Rhum en Crime est une série d’histoires vraies présentées de manière romancée, dans lesquelles le rhum joue un rôle. Ces courts récits évoquent aussi bien des meurtres que des affaires de fraude.
Le 4 août 1913, à Lyon, deux sous-officiers, le sergent-major Mestras et le sergent Dionnet, du Fort de Caluire, pénètrent dans le café Jouffre, dans le quartier de la Croix-Rousse. En cette période de montées des tensions internationales, les deux soldats souhaitent se détendre, et s’asseyent à une table sur laquelle ils posent leur couvre-chef.
Ils entament une conversation légère en attendant la venue du serveur. Celui-ci arrive et prend la commande. Les deux hommes demandent un simple verre de rhum. Mais ils lui trouvent un goût bizarre, acide, agressif et s’en plaignent au patron. Ce dernier le renifle, le goûte et se trouve être d’avis des clients.
Dans la soirée, les trois hommes sont pris de douleurs atroces qui les obligent à être alités deux jours. Un médecin militaire mis au courant de l’affaire, obtient la possibilité d’analyser la bouteille de rhum incriminée et constate avec effarement que celle-ci contient une forte dose de belladone, plante toxique servant à fabriquer des poisons.
Le patron du bar, remis sur pieds, va se plaindre à la police. Il est questionné de manière à connaître la dernière personne, avant les victimes, à avoir utilisé le flacon. Un type à l’allure louche est venu demander un café avec du rhum, il y a cinq jours. Il n’est pas resté longtemps. Il a bu puis est parti, déclara-t-il.
La police prend bonne note de la déposition, notamment de la description faite de ce mystérieux client.
Le 15 Août, un événement similaire se produit dans un autre café, situé au 14 place de la Croix-Rousse. Jean Bérard, garçon boucher, et M. Rolland, électricien de son état, deux habitués prennent un café avec un verre rhum en compagnie du patron, M. Larribe.
Aussitôt après avoir bu, ils sont pris de crises aigües de douleur et de vertiges. La dose versée dans la bouteille était plus forte ! Deux médecins analysent le breuvage et aboutissent aux mêmes conclusions que leur confrère, quelques jours auparavant : de la belladone.

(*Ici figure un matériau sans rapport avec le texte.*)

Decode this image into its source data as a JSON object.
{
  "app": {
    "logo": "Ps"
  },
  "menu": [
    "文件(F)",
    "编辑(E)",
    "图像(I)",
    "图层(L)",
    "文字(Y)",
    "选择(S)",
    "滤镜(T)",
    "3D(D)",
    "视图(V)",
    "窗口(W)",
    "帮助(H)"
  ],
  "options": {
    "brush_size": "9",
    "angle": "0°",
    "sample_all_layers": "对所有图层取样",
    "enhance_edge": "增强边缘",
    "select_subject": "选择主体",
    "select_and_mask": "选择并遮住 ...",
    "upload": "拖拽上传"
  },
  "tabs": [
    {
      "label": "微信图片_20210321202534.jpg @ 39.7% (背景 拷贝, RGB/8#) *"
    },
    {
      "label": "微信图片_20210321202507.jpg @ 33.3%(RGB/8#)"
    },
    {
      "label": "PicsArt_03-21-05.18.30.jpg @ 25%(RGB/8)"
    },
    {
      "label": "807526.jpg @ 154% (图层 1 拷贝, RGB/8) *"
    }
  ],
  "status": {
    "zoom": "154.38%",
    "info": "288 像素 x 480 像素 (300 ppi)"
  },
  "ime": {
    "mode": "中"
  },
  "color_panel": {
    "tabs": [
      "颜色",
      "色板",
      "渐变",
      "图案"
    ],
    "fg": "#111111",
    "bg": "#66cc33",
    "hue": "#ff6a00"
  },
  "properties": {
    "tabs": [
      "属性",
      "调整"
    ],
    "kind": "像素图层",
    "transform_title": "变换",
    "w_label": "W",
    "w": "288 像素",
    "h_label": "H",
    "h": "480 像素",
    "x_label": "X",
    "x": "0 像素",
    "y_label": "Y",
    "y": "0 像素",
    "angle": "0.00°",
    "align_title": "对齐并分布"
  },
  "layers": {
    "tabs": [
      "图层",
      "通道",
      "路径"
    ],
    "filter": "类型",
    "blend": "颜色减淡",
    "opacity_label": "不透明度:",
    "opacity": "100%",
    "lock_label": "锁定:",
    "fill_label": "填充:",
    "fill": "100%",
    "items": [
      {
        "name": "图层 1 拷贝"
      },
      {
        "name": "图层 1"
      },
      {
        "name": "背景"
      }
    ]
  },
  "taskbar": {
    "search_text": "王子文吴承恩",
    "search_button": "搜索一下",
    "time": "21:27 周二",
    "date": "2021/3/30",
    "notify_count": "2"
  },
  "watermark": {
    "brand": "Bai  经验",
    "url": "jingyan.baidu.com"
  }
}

Là aussi, la police recueille les témoignages et s’aperçoit non seulement que le mode opératoire est similaire à l’affaire précédente, mais en plus que la description de l’empoisonneur est identique.
Renforcée par ce second témoignage, l’enquête s’accélère. Le lien est également fait avec un événement comparable qui s’est produit à Saint-Clair, à proximité de Lyon, quelques semaines auparavant. La police se replonge dans ses dossiers et acquiert la certitude que l’homme recherché n’est autre qu’un certain Paul-Isidore Fournier.
Paul-Isidore Fournier est considéré comme fou. Il a été interné à cinq reprises en douze ans. La première fois en 1901. Il fut accusé d’avoir précipité sa nièce du troisième étage de l’appartement où il vivait, lors d’une crise de folie confirmée par les voisins d’alors. Il fut interné un an et dès sa sortie, il manifesta de nouveaux signes de folie qui lui valurent quatre autres internements à Bron, dont il sortait à chaque fois pour bonne conduite.
Le 16 août 1913, la police se rend au domicile du suspect, rue Joséphine-Soulary. La porte est barricadée. Les agents sont contraints de l’enfoncer. Paul-Isidore Fournier a, comme à son habitude, une attitude curieuse.
Il se cache mais lorsque que la police le débusque dans une sous-pente, il est parfaitement calme et ne fait montre d’aucune résistance. Reconnu par les victimes, celui présenté par la presse comme « un maniaque » est conduit pour une sixième fois à l’asile de Brion.